I skim on as they talk on: vomiting, seizures, urine that smells like maple syrup, Ketosis.
health care provider following amino acid levels closely
long term treatment requires special diet : man-made formula, must remain on this diet permanently
Even with dietary treatment stressful situations and illness can still cause high levels of amino acids. Death may occur during these episodes. With strict dietary treatment, children have grown into healthy adulthood.
CHILDREN HAVE GROWN INTO ADULTHOOD. My head takes this to mean the exception to the norm.
I am in a fog for a moment. I am through skimming the article in only a moments time and Angela is still on the phone. However, by this point I no longer am registering what is being said other than another admonition to leave immediately.
The next 15 minutes are a fog or me showering and us leaving. But through the fog we have joined into the battle. The war has been going but a new fray has picked up to a feverish pitch. The battle for our son, and the battling of unbelief in our own hearts and minds.
God is kind and good. His providential care is amazing.
About the only thing I concretely remember from the shower is our current family memory verse.

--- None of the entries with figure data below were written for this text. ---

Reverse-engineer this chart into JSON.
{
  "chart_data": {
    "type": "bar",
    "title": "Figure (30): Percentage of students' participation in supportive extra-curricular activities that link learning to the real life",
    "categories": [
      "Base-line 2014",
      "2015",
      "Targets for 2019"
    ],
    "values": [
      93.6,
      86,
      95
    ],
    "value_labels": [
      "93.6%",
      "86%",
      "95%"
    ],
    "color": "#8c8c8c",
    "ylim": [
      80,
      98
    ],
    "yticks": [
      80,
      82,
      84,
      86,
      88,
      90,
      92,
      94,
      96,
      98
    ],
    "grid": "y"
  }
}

Sweet Providence.
-"From of old no one has heard or perceived by the ear, no eye has seen a God besides you, who acts for those who wait for him."

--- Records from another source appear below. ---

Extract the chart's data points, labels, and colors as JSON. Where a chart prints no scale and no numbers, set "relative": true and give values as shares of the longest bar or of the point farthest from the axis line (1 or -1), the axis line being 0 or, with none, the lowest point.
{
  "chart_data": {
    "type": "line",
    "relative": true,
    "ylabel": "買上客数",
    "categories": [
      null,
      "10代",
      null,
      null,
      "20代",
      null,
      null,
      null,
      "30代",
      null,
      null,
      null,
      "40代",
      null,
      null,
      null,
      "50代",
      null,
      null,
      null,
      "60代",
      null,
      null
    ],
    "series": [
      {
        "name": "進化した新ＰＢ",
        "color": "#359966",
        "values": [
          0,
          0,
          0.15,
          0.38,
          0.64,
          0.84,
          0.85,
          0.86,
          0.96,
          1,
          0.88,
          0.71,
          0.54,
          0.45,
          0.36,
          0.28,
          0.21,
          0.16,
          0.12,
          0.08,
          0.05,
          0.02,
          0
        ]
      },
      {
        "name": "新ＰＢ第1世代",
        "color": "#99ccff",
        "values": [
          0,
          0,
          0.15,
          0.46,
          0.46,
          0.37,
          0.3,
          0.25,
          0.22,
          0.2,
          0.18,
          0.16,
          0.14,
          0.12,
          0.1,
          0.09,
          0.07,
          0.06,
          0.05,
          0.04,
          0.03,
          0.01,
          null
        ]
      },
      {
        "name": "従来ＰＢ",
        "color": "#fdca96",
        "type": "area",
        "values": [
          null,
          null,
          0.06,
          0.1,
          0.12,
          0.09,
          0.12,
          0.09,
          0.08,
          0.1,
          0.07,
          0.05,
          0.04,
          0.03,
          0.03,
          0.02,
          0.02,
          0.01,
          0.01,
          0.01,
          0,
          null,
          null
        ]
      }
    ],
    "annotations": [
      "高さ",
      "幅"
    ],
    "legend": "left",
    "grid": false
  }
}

So the waiting on God began. The praying. The reading of God's promises. The sweet music of the Gospel .
We mostly stayed off the phone. Dana was alerting the prayer warriors at church. One other phone call that would facilitate others and then a call to the dear friend who prayed with us and helped us think through how the Enemy would be using this to prey upon us. And to think through where he might be attacking us and helped us know how to prayer. This lead to us thinking though and reading though great helpful thirst quenching/ soul strengthening scripture.
We eventually arrived at the hospital and were immediately attended to. They were surprised to see how healthy he looked and how active he was as they worked long at drawing enough blood for all the different tests they needed to run.
Then after much crying our waiting began.
The hours ran long.
Late evening around 2200 the first news came in, and it was refreshing. The test on blood ammonia came back normal.
In the morning the visits recommenced. Doctor after doctor, all with slightly different takes on what was going on, but all looked hopeful. Then the Geneticist came. Questioning our history, our background all of our families background. Then his pager went off. 1030. An hour before the results were supposed to be in. He walked to the other room and I could tell nothing from an overheard conversation. But the news was like rain in the dry season. All of the tests came back showing no problems!!!!!!
Tears of thankfulness flowed. An offering to a God who gives good gifts, and answers prayer.
Until we see Christ face to face (and maybe then it won't matter) we will probably never know if God was gracious and gave us a completely healthy boy in answer to our prayer, or if he healed our little boy in answer to our prayer. Either way he has dealt kindly with us, and has "...[acted] for those who wait for him."